In consideration of your agreement to be named and serve as a nominee of the Stockholder Group for election as a director of the Company at the Annual Meeting, the undersigned hereby agree to pay you (i) $25,000 in cash upon the Stockholder Group submitting a letter to the Company nominating you for election as a director of the Company (with such payment to be made as soon as reasonably practicable after you have been nominated) and (ii) $25,000 in cash upon the filing by the Stockholder Group of a definitive proxy statement with the U.S. Securities and Exchange Commission relating to a solicitation of proxies in favor of your election as a director of the Company at the Annual Meeting. You hereby agree to use the after-tax proceeds from such compensation, or an equivalent amount of other funds, to acquire securities of the Company (the “Nominee Shares”) at such time that you shall determine, but in any event no later than fourteen (14) days after receipt of such compensation; provided, however, in the event you are unable to transact in the securities of the Company due to possession of material non-public information or any other limitation or restriction, you shall have fourteen (14) days from the first date that you can transact in the securities of the Company to acquire such securities; provided, further, that the Stockholder Group shall have the right to waive the requirement to purchase Nominee Shares at any time by providing you with prior notice of any such waiver. During the term of this letter agreement, you agree not to sell, transfer or otherwise dispose of any Nominee Shares; provided, however, in the event that the Company enters into a business combination with a third party, you may sell, transfer or exchange the Nominee Shares in accordance with the terms of such business combination.
The term of this letter agreement shall commence on the date hereof and shall remain in effect until the earliest to occur of (i) the Company’s appointment or nomination of you for election as a director of the Company, (ii) the date of any agreement with the Company in furtherance of your nomination or appointment as a director of the Company, (iii) the Stockholder Group’s withdrawal of your nomination for election as a director of the Company, and (iv) the date of the Annual Meeting.
The validity, interpretation, construction and performance of this letter agreement shall be governed by the laws of the State of New York, without regard to its principles of conflict of laws, and by applicable laws of the United States.

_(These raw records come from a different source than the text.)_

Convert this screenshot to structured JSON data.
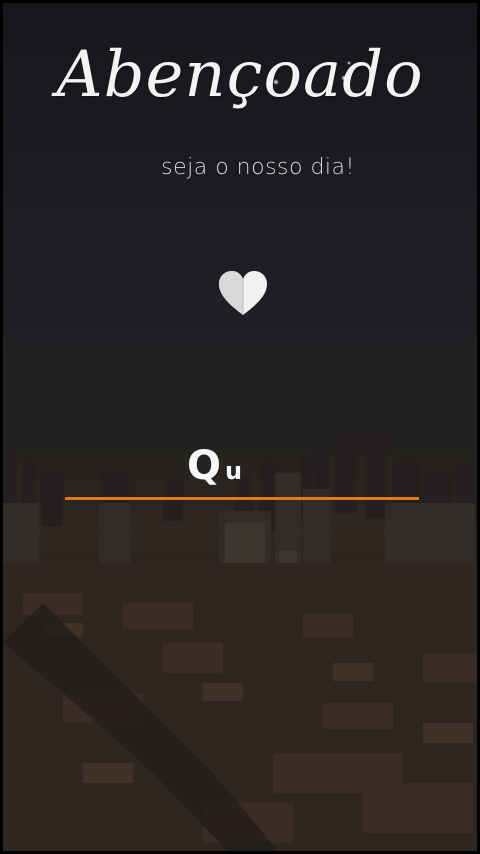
{
  "greeting": {
    "title": "Abençoado",
    "subtitle": "seja o nosso dia!"
  },
  "input": {
    "typed_main": "Q",
    "typed_tail": "u"
  },
  "colors": {
    "text": "#f3f3f3",
    "underline": "#e27a1a",
    "sky_top": "#1b1d22",
    "city": "#3a3029"
  },
  "icons": {
    "heart": "white-folded-heart"
  }
}
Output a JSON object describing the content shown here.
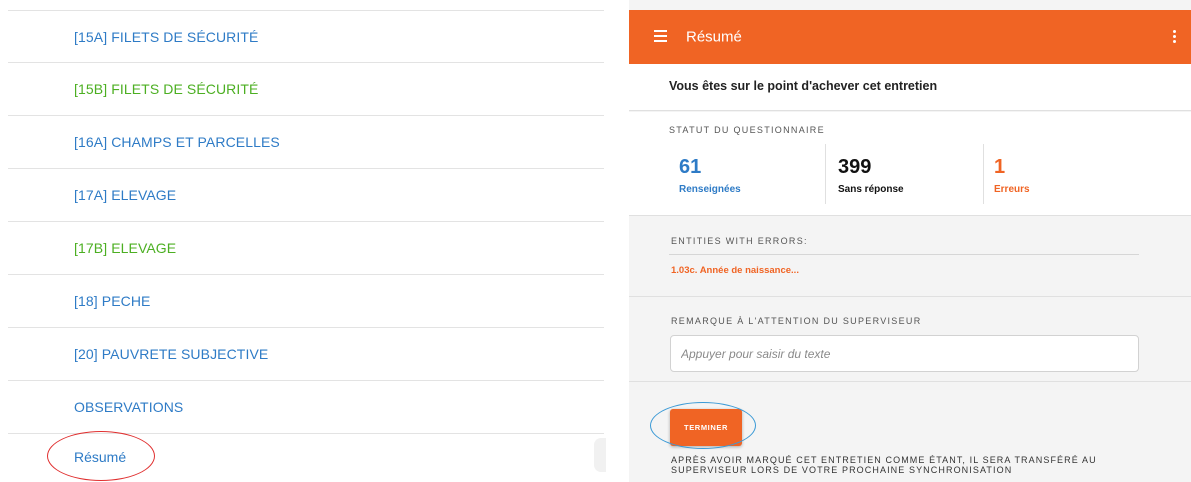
{
  "sections": {
    "items": [
      {
        "code": "[15A]",
        "name": "FILETS DE SÉCURITÉ",
        "color": "#2e7bc6"
      },
      {
        "code": "[15B]",
        "name": "FILETS DE SÉCURITÉ",
        "color": "#4caf22"
      },
      {
        "code": "[16A]",
        "name": "CHAMPS ET PARCELLES",
        "color": "#2e7bc6"
      },
      {
        "code": "[17A]",
        "name": "ELEVAGE",
        "color": "#2e7bc6"
      },
      {
        "code": "[17B]",
        "name": "ELEVAGE",
        "color": "#4caf22"
      },
      {
        "code": "[18]",
        "name": "PECHE",
        "color": "#2e7bc6"
      },
      {
        "code": "[20]",
        "name": "PAUVRETE SUBJECTIVE",
        "color": "#2e7bc6"
      },
      {
        "code": "",
        "name": "OBSERVATIONS",
        "color": "#2e7bc6"
      }
    ],
    "resume_label": "Résumé"
  },
  "appbar": {
    "title": "Résumé",
    "menu_icon": "hamburger-menu-icon",
    "more_icon": "more-vertical-icon",
    "color": "#f06424"
  },
  "intro": {
    "text": "Vous êtes sur le point d'achever cet entretien"
  },
  "status": {
    "title": "STATUT DU QUESTIONNAIRE",
    "filled": {
      "count": "61",
      "label": "Renseignées",
      "color": "#2e7bc6"
    },
    "unanswered": {
      "count": "399",
      "label": "Sans réponse",
      "color": "#111111"
    },
    "errors": {
      "count": "1",
      "label": "Erreurs",
      "color": "#f06424"
    }
  },
  "errors": {
    "title": "ENTITIES WITH ERRORS:",
    "items": [
      "1.03c. Année de naissance..."
    ]
  },
  "comment": {
    "title": "REMARQUE À L'ATTENTION DU SUPERVISEUR",
    "placeholder": "Appuyer pour saisir du texte",
    "value": ""
  },
  "finish": {
    "button_label": "TERMINER",
    "note": "APRÈS AVOIR MARQUÉ CET ENTRETIEN COMME ÉTANT, IL SERA TRANSFÉRÉ AU SUPERVISEUR LORS DE VOTRE PROCHAINE SYNCHRONISATION"
  }
}
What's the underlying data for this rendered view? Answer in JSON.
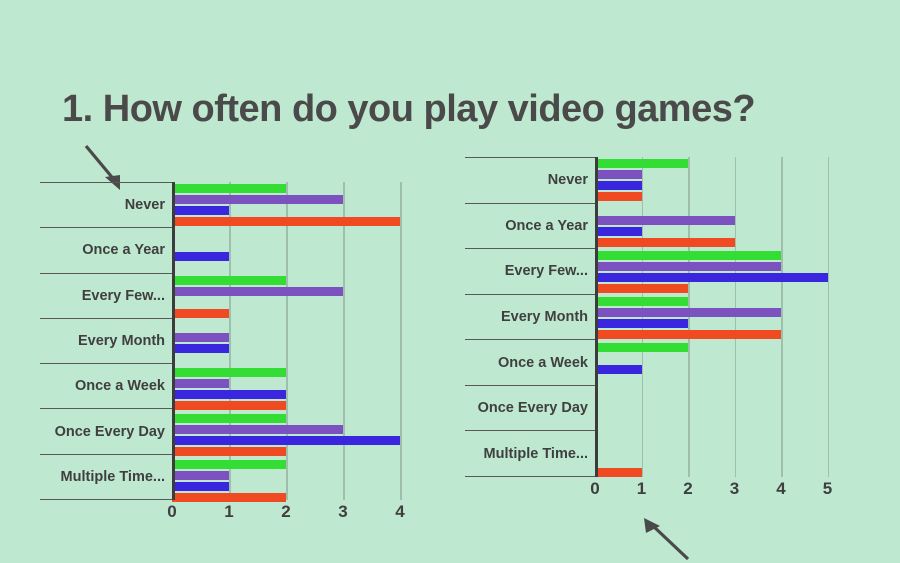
{
  "page": {
    "background_color": "#bfe8d0",
    "title": "1. How often do you play video games?"
  },
  "annotations": {
    "arrow_left": "arrow-down-right",
    "arrow_right": "arrow-up-right"
  },
  "colors": {
    "series_green": "#33dd33",
    "series_purple": "#7b52bf",
    "series_blue": "#3b26e0",
    "series_red": "#f04a23",
    "text": "#3f3f3f",
    "axis": "#3c3c3c",
    "grid": "#9dbfab"
  },
  "chart_data": [
    {
      "id": "left",
      "type": "bar",
      "orientation": "horizontal",
      "title": "",
      "xlabel": "",
      "ylabel": "",
      "xlim": [
        0,
        4.5
      ],
      "xticks": [
        0,
        1,
        2,
        3,
        4
      ],
      "grid": true,
      "legend": "none",
      "categories": [
        "Never",
        "Once a Year",
        "Every Few...",
        "Every Month",
        "Once a Week",
        "Once Every Day",
        "Multiple Time..."
      ],
      "series": [
        {
          "name": "green",
          "color": "#33dd33",
          "values": [
            2,
            0,
            2,
            0,
            2,
            2,
            2
          ]
        },
        {
          "name": "purple",
          "color": "#7b52bf",
          "values": [
            3,
            0,
            3,
            1,
            1,
            3,
            1
          ]
        },
        {
          "name": "blue",
          "color": "#3b26e0",
          "values": [
            1,
            1,
            0,
            1,
            2,
            4,
            1
          ]
        },
        {
          "name": "red",
          "color": "#f04a23",
          "values": [
            4,
            0,
            1,
            0,
            2,
            2,
            2
          ]
        }
      ]
    },
    {
      "id": "right",
      "type": "bar",
      "orientation": "horizontal",
      "title": "",
      "xlabel": "",
      "ylabel": "",
      "xlim": [
        0,
        5.5
      ],
      "xticks": [
        0,
        1,
        2,
        3,
        4,
        5
      ],
      "grid": true,
      "legend": "none",
      "categories": [
        "Never",
        "Once a Year",
        "Every Few...",
        "Every Month",
        "Once a Week",
        "Once Every Day",
        "Multiple Time..."
      ],
      "series": [
        {
          "name": "green",
          "color": "#33dd33",
          "values": [
            2,
            0,
            4,
            2,
            2,
            0,
            0
          ]
        },
        {
          "name": "purple",
          "color": "#7b52bf",
          "values": [
            1,
            3,
            4,
            4,
            0,
            0,
            0
          ]
        },
        {
          "name": "blue",
          "color": "#3b26e0",
          "values": [
            1,
            1,
            5,
            2,
            1,
            0,
            0
          ]
        },
        {
          "name": "red",
          "color": "#f04a23",
          "values": [
            1,
            3,
            2,
            4,
            0,
            0,
            1
          ]
        }
      ]
    }
  ]
}
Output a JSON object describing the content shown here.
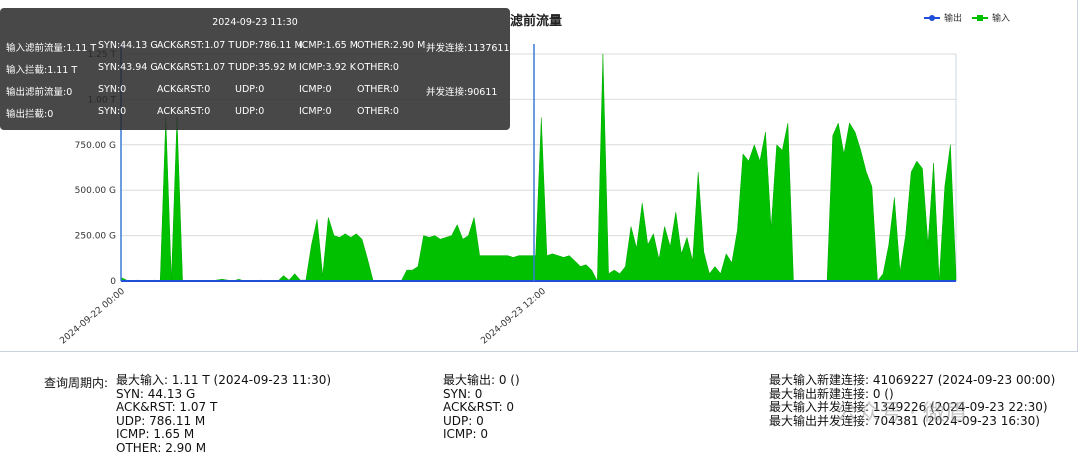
{
  "chart_data": {
    "type": "area",
    "title": "滤前流量",
    "y_ticks": [
      "0",
      "250.00 G",
      "500.00 G",
      "750.00 G",
      "1.00 T",
      "1.25 T"
    ],
    "x_ticks": [
      "2024-09-22 00:00",
      "2024-09-23 12:00"
    ],
    "ylim_G": [
      0,
      1250
    ],
    "series": [
      {
        "name": "输出",
        "color": "#1f4fd6",
        "values": [
          0,
          0,
          0,
          0,
          0,
          0,
          0,
          0,
          0,
          0,
          0,
          0,
          0,
          0,
          0,
          0,
          0,
          0,
          0,
          0,
          0,
          0,
          0,
          0,
          0,
          0,
          0,
          0,
          0,
          0,
          0,
          0,
          0,
          0,
          0,
          0,
          0,
          0,
          0,
          0,
          0,
          0,
          0,
          0,
          0,
          0,
          0,
          0,
          0,
          0
        ]
      },
      {
        "name": "输入",
        "color": "#00c000",
        "values": [
          20,
          5,
          0,
          5,
          0,
          0,
          5,
          0,
          900,
          5,
          900,
          0,
          0,
          0,
          0,
          0,
          0,
          5,
          10,
          5,
          0,
          10,
          0,
          0,
          0,
          5,
          0,
          0,
          0,
          30,
          5,
          40,
          5,
          5,
          200,
          340,
          30,
          350,
          250,
          240,
          260,
          240,
          260,
          230,
          120,
          0,
          0,
          0,
          0,
          0,
          0,
          60,
          60,
          80,
          250,
          240,
          250,
          230,
          240,
          250,
          310,
          230,
          250,
          350,
          140,
          140,
          140,
          140,
          140,
          140,
          130,
          140,
          140,
          140,
          140,
          900,
          140,
          150,
          140,
          130,
          140,
          110,
          80,
          90,
          60,
          0,
          1250,
          40,
          60,
          40,
          80,
          300,
          180,
          430,
          200,
          260,
          120,
          300,
          190,
          380,
          150,
          240,
          110,
          600,
          160,
          40,
          80,
          40,
          150,
          100,
          280,
          700,
          660,
          750,
          660,
          820,
          290,
          750,
          720,
          870,
          0,
          0,
          0,
          0,
          0,
          0,
          0,
          800,
          870,
          700,
          870,
          820,
          720,
          600,
          520,
          0,
          40,
          200,
          460,
          50,
          250,
          600,
          660,
          620,
          200,
          650,
          0,
          520,
          750,
          30
        ]
      }
    ]
  },
  "legend": {
    "out": "输出",
    "in": "输入"
  },
  "tooltip": {
    "time": "2024-09-23 11:30",
    "rows": [
      [
        "输入滤前流量:1.11 T",
        "SYN:44.13 G",
        "ACK&RST:1.07 T",
        "UDP:786.11 M",
        "ICMP:1.65 M",
        "OTHER:2.90 M",
        "并发连接:1137611"
      ],
      [
        "输入拦截:1.11 T",
        "SYN:43.94 G",
        "ACK&RST:1.07 T",
        "UDP:35.92 M",
        "ICMP:3.92 K",
        "OTHER:0",
        ""
      ],
      [
        "输出滤前流量:0",
        "SYN:0",
        "ACK&RST:0",
        "UDP:0",
        "ICMP:0",
        "OTHER:0",
        "并发连接:90611"
      ],
      [
        "输出拦截:0",
        "SYN:0",
        "ACK&RST:0",
        "UDP:0",
        "ICMP:0",
        "OTHER:0",
        ""
      ]
    ]
  },
  "stats": {
    "period_label": "查询周期内:",
    "col1": [
      "最大输入: 1.11 T (2024-09-23 11:30)",
      "SYN: 44.13 G",
      "ACK&RST: 1.07 T",
      "UDP: 786.11 M",
      "ICMP: 1.65 M",
      "OTHER: 2.90 M"
    ],
    "col2": [
      "最大输出: 0 ()",
      "SYN: 0",
      "ACK&RST: 0",
      "UDP: 0",
      "ICMP: 0"
    ],
    "col3": [
      "最大输入新建连接: 41069227 (2024-09-23 00:00)",
      "最大输出新建连接: 0 ()",
      "最大输入并发连接: 1349226 (2024-09-23 22:30)",
      "最大输出并发连接: 704381 (2024-09-23 16:30)"
    ]
  },
  "watermark": "公众号 · 微盾"
}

The parties hereto consent to the jurisdiction of the New York State and United States courts located in New York County, New York for the resolution of any disputes hereunder and agree that venue shall be proper in any such court notwithstanding any principle of forum non conveniens and that service of process on the parties hereto in any proceeding in any such court may be effected in the manner provided herein for the giving of notices. The parties hereto waive trial by jury in respect of any such proceeding.
This letter agreement shall bind and inure to the benefit of you and your heirs, successors and assigns.
This letter agreement may be executed in counterparts, each of which shall be deemed an original, and all of which, taken together, shall constitute one and the same instrument.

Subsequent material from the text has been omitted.